We are witnessing an epochal moment in the history of journalism
Newsroom of the future: the editor of The New York Times addresses his staff.
IF the industry he loves cannot pay for itself it will wither and die. But as The Australian launches its "freemium" website, our Online Editor is confident journalism has an exciting future in the digital age.
On Monday, The Australian website introduces a “freemium” model, providing some breaking news articles free but charging for premium content such as analysis and opinion.
The move follows the paid content successes of the New York Times, Financial Times and Wall Street Journal.
A digital-only subscription to The Australian’s website, iPad app and mobile site will be $2.95 a week. As a six-day a week subscriber to The Oz’s print edition already, I receive 12 months free.
In what seems an overly generous exception, readers can access up to five premium-content stories a day via Google, plus one free click-through from Facebook.
Do I read more than five articles on one newspaper website each day? Not often. Would I pay for something I’m used to getting for free? Definitely. Do newspapers have a future in the age of the iPhone and iPad? I’m convinced they do.
Of course there’s competition. Twitter is the most useful journalistic tool since the notepad. Each day I read a bewildering number of digital news sources around the world, from Mashable to Coverjunkie to The Oatmeal.
But at this stage the “wisdom of the crowd” is yet to best the authority, gravitas and intelligence provided by a strong, well-led team of professional reporters.
My newspaper addiction began when I was still in short pants, shivering in Auld Reekie’s pre-dawn winter gloom, hauling a bag half my own body weight full of papers around Edinburgh’s New Town.
I’m not grumbling. Ink seeped into my blood through my frozen fingers on those frigid mornings, and a love of news and newspapers blossomed before my first shave, never to let me go.

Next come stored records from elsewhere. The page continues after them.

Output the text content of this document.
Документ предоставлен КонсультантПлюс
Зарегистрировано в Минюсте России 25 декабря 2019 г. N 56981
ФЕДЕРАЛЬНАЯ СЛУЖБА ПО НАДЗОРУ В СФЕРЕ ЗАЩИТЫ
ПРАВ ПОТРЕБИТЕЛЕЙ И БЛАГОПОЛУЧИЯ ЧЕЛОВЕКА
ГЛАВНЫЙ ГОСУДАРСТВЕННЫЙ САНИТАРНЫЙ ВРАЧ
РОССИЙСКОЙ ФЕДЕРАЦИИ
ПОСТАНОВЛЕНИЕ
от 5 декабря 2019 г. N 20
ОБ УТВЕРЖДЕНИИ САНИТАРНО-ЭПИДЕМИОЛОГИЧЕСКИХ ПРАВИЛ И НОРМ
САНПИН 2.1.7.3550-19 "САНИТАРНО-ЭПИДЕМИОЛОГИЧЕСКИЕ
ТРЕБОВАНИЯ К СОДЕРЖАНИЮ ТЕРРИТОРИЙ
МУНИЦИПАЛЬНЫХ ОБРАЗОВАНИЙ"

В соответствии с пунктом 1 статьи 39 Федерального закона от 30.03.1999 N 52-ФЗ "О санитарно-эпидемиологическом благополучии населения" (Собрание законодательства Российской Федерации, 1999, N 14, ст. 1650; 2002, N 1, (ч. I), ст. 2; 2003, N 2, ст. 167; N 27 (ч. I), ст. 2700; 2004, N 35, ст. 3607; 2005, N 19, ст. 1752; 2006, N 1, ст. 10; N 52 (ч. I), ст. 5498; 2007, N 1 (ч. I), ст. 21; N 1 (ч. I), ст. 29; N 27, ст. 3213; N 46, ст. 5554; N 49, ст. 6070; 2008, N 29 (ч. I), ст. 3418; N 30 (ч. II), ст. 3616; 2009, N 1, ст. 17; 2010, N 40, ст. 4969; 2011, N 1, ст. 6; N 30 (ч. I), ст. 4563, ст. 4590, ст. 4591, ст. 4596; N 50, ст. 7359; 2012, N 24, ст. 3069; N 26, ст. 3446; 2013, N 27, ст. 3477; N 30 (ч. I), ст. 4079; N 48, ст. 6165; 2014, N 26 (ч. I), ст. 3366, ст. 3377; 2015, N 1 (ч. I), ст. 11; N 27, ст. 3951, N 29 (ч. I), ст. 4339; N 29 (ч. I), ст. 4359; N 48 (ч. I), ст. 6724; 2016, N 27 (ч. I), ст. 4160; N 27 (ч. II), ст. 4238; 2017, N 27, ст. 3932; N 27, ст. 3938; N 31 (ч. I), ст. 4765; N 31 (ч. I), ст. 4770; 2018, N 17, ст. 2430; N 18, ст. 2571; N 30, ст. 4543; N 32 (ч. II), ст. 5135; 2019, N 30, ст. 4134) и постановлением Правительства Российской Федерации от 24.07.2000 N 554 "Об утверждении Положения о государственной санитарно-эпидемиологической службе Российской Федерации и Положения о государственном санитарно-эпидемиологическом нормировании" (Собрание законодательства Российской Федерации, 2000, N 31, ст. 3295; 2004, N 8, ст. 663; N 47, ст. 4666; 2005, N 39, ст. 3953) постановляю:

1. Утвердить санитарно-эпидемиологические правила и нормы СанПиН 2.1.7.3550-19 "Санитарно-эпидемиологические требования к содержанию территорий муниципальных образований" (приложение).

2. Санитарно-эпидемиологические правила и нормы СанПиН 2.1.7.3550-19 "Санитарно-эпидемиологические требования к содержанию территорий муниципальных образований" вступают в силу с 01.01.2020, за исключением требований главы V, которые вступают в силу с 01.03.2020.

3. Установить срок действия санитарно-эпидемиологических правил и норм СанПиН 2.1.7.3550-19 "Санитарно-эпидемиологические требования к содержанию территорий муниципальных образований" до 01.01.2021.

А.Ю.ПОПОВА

Newspapers were the only game in town then, the only source of printed reports and analysis, and nothing much changed through my teenage and college years.
Gazing back, I vaguely recall a frisson of excitement logging on to thetimes.co.uk for the first time after its launch in 1998.
On its homepage, the website promised that “the World Wide Web is changing forever the way information is delivered the world over”. They weren’t wrong.
By 2008, when I worked alongside dozens of digital journalists at The Times, the website was a behemoth boasting 23 million unique visitors each month, generating more than 100 million page impressions. My section created four of the site’s 10 most read articles ever – lists of movies, including one that generated more than eight million page impressions.
Thanks to the global reach of the web, articles such as “Sex and the Olympic city” (2.2 million reads), “10 bizarre sights on Google Street View” (1.88 million) and “I had sex with my brother but I don’t feel guilty” (1.81 million) must rank among the most read newspaper articles ever.
But how much money did they make my paper? Newspaper websites generate respectable cash from display advertising, and The Times made enough to cover the digital budget and make a tidy profit.
But it was never enough to pay for the hugely expensive news gathering machine that is a well-staffed modern newspaper.
So something had to give. No newspaper is a charity, though Rupert Murdoch, owner of this paper as well as The Australian and The Times, is certainly a more generous benefactor than most.
Murdoch’s support for unprofitable newspapers is fuelled by a lifetime love affair with print (or a desire for influence, depending on who you listen to).
In July 2010 The Times brought down its paywall: putting everything behind lock and key.
In a stroke traffic fell more than 95 per cent. 16 months later, the site claims 110,000 subscribers, paying $3 a week.
Would a similar paying percentage be deemed a success by The Australian?
When the alternative is a world where expertly, expensively produced content is given away free, the answer has to be yes.